Dating While You Hop Around the Globe
- Daniel Jones
- Jul 28, 2019
- 3 min read
Avoiding Heartbreak While You Backpack
It’s no secret that dating in the LGBTQIA+ community is full of challenges. From internalised homophobia, oversexualisation, and issues of heteronormativity, to outright transphobia, fetishization, and racism, it is a daily struggle to find that one right person. These issues are made significantly easier when you’re backpacking. As I’m sure you’ve heard or read from anyone who’s backpacked before, one of the best parts of travelling, is the people you meet. In general, you will meet likeminded individuals to yourself. Open to new experiences, cultures, challenges to their values and opinions, and steep learning curves. In other words, unlike so many, these people are capable of empathy and learning.

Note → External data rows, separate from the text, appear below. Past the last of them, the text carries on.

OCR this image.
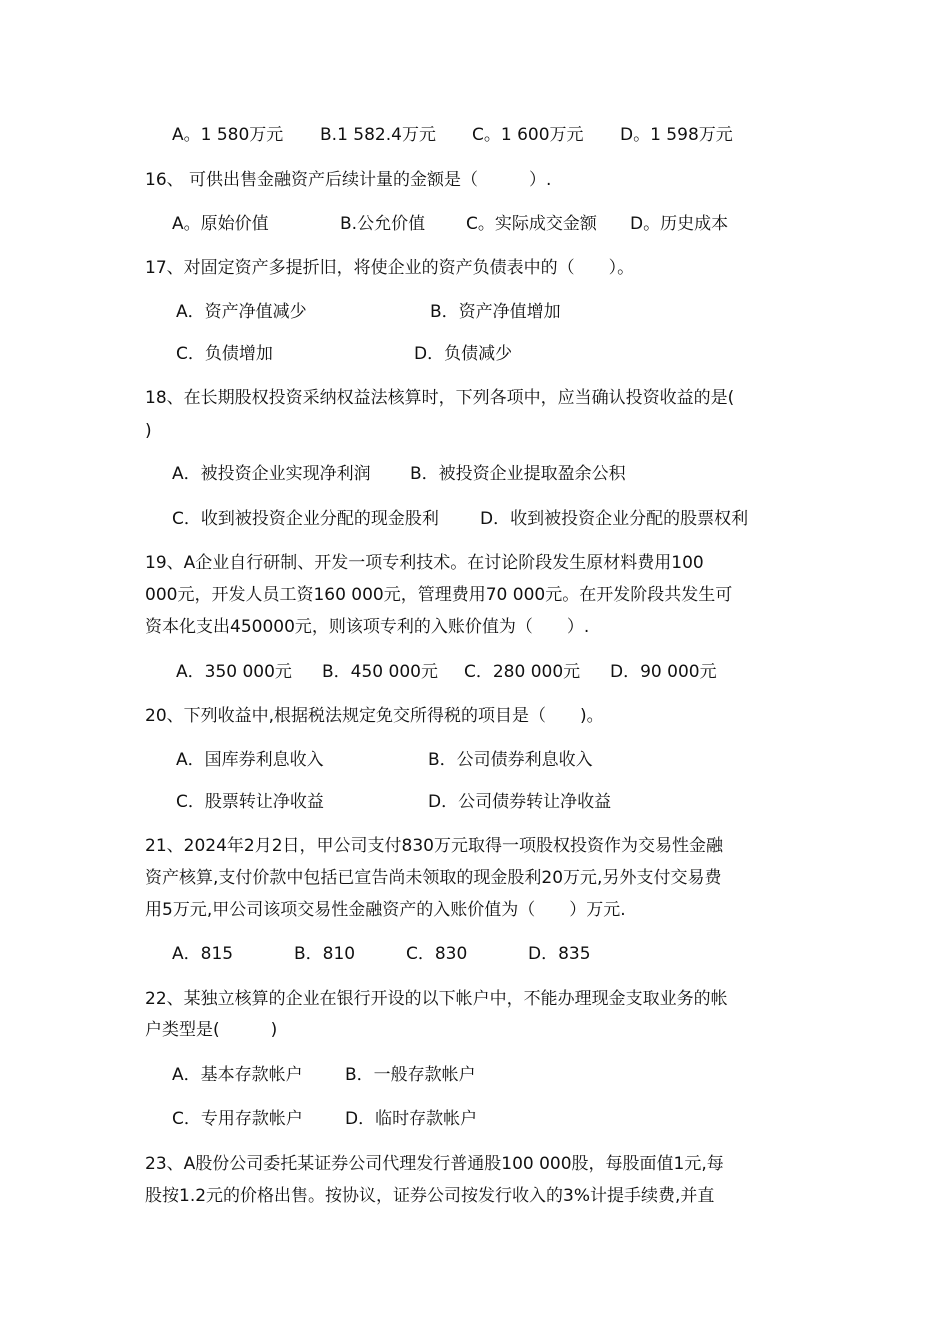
A。1 580万元 B.1 582.4万元 C。1 600万元 D。1 598万元
16、 可供出售金融资产后续计量的金额是（　　　）.
A。原始价值	B.公允价值 C。实际成交金额 D。历史成本
17、对固定资产多提折旧，将使企业的资产负债表中的（　　）。
A．资产净值减少	B．资产净值增加
C．负债增加	D．负债减少
18、在长期股权投资采纳权益法核算时，下列各项中，应当确认投资收益的是(
)
A．被投资企业实现净利润 B．被投资企业提取盈余公积
C．收到被投资企业分配的现金股利 D．收到被投资企业分配的股票权利
19、A企业自行研制、开发一项专利技术。在讨论阶段发生原材料费用100
000元，开发人员工资160 000元，管理费用70 000元。在开发阶段共发生可
资本化支出450000元，则该项专利的入账价值为（　　）.
A．350 000元 B．450 000元 C．280 000元 D．90 000元
20、下列收益中,根据税法规定免交所得税的项目是（　　)。
A．国库券利息收入	B．公司债券利息收入
C．股票转让净收益	D．公司债券转让净收益
21、2024年2月2日，甲公司支付830万元取得一项股权投资作为交易性金融
资产核算,支付价款中包括已宣告尚未领取的现金股利20万元,另外支付交易费
用5万元,甲公司该项交易性金融资产的入账价值为（　　）万元.
A．815	B．810	C．830	D．835
22、某独立核算的企业在银行开设的以下帐户中，不能办理现金支取业务的帐
户类型是(　　　)
A．基本存款帐户 B．一般存款帐户
C．专用存款帐户 D．临时存款帐户
23、A股份公司委托某证券公司代理发行普通股100 000股，每股面值1元,每
股按1.2元的价格出售。按协议，证券公司按发行收入的3%计提手续费,并直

As such, the gym bunny with “no fats, no fems, no blacks, no Asians” in his profile and an entirely unfounded sense of self-importance is on the whole, rather easily avoided. So, when you’re backpacking, wherever you might be, allow yourself to be open to new experiences, getting to know these incredible people, and in the process, possibly even understand yourself, your own biases, values, and opinions better. This is an invaluable opportunity for you, and you should embrace it with open arms.
This isn’t to say I’m telling you to, for lack of a better phrase “open your legs” for anyone that seems remotely interesting (Although this can also be fun, and if it’s what you want, go for it! Just make sure you use protection! Nobody wants to catch an STI while they’re travelling), you shouldn’t close yourself off emotionally either.

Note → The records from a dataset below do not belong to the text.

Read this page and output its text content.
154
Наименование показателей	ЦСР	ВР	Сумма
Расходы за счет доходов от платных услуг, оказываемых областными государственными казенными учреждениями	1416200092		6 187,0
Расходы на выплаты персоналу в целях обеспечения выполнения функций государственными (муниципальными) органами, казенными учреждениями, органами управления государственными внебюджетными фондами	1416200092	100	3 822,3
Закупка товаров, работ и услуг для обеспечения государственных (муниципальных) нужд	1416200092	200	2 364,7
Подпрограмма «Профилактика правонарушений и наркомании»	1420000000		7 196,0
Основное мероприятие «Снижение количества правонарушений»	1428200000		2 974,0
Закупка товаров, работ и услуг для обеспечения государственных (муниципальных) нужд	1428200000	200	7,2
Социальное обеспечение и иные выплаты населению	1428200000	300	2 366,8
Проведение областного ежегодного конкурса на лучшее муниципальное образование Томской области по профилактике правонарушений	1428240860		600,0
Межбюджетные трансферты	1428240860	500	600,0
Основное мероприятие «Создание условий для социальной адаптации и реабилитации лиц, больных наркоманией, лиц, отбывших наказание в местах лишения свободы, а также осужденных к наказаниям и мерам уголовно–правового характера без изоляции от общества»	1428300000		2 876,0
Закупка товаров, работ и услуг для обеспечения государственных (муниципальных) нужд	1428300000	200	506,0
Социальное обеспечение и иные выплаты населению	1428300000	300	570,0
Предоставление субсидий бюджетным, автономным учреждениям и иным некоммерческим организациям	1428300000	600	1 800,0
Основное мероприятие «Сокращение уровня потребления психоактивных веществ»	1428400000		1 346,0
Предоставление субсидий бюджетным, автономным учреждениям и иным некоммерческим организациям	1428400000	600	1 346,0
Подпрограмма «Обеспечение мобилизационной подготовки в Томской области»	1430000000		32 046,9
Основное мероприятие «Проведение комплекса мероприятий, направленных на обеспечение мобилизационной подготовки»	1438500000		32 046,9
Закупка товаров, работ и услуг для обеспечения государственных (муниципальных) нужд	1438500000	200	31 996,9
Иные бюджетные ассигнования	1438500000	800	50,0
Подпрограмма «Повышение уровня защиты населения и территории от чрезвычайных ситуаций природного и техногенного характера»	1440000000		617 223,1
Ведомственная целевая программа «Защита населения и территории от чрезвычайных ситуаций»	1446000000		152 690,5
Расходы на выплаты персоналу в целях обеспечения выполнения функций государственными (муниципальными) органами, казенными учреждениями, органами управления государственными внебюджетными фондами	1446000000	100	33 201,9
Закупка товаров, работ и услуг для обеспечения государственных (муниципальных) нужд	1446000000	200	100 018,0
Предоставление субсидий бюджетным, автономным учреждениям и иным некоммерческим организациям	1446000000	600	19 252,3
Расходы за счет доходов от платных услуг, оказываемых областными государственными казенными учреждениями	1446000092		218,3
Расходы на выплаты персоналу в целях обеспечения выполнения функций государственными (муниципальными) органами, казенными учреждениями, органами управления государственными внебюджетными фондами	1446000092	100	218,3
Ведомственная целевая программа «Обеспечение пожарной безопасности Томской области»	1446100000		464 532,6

What has seemed to be the best, safest, and most rewarding method for approaching dating

while travelling to me was to treat everyone like a friend. No more, no less. It’s just some of those friends get to see you naked… Unfortunately, it’s also very easy to “catch feels” for these people, especially when travelling. After all, you’re in a new environment, with new people, and as a result you cling to and bond with the people you meet unusually quickly. Then you add sex, or sexual attraction and for many, these feelings and connections increase tenfold. Plus, you can’t blame people for catching feelings in this scenario! Backpackers have the luxury of making up their itinerary as they go, and as a result, I met countless people who connected, and proceeded to travel together for a while in some of the most beautiful destinations in the world. You’ve essentially skipped all the way to the honeymoon stage, and had your summer romance, which thanks to all those cheesy movies and romcoms you grew up with, make it even more romantic, and therefore the prime opportunity to catch feelings.
Now this is where you have to learn to separate emotions. Unless one or both of you have the luxury to move around and make this work long-term, you have to be able to take all those positive experiences and memories, use them for growth, and then move on. The Love in your Eat, Pray, Love experience essentially. If you embrace these positives without getting hung up on how short that time might have been, then maybe you can have this moment without heartbreak. In other words, live in the present during your time backpacking and you just might avoid heartbreak.
After all, by embracing them, you can also get the added benefit of someone to take your plandids for Instagram, and if you find a real sweetheart, some genuine candids (Something that some

would argue endeared me to one particular individual a little too much). Of course you can get these with non-sexual friends! I know I do for most of my travels, but there's something a little but cuter when you have that romantic connection, no?
Anyway! Back to the point! Try not to get too hung up on the future with this one, particular person. When you focus too much on a joined future in such a short-term scenario, it can result in later experiences being tainted because of being hung up on a guy, girl, or anywhere in between. Go with the flow, enjoy your time, embrace this person and what they have to offer, then move on! We live in a world of social media and globalisation! If it's something that can work, you'll both make it work! Don't stress about it too much.
What do you think? Is my approach pessimistic? Optimistic? Should you just avoid all romantic entanglement altogether? Or embrace them entirely, let yourself see a future, and just risk the heartbreak? Let me know!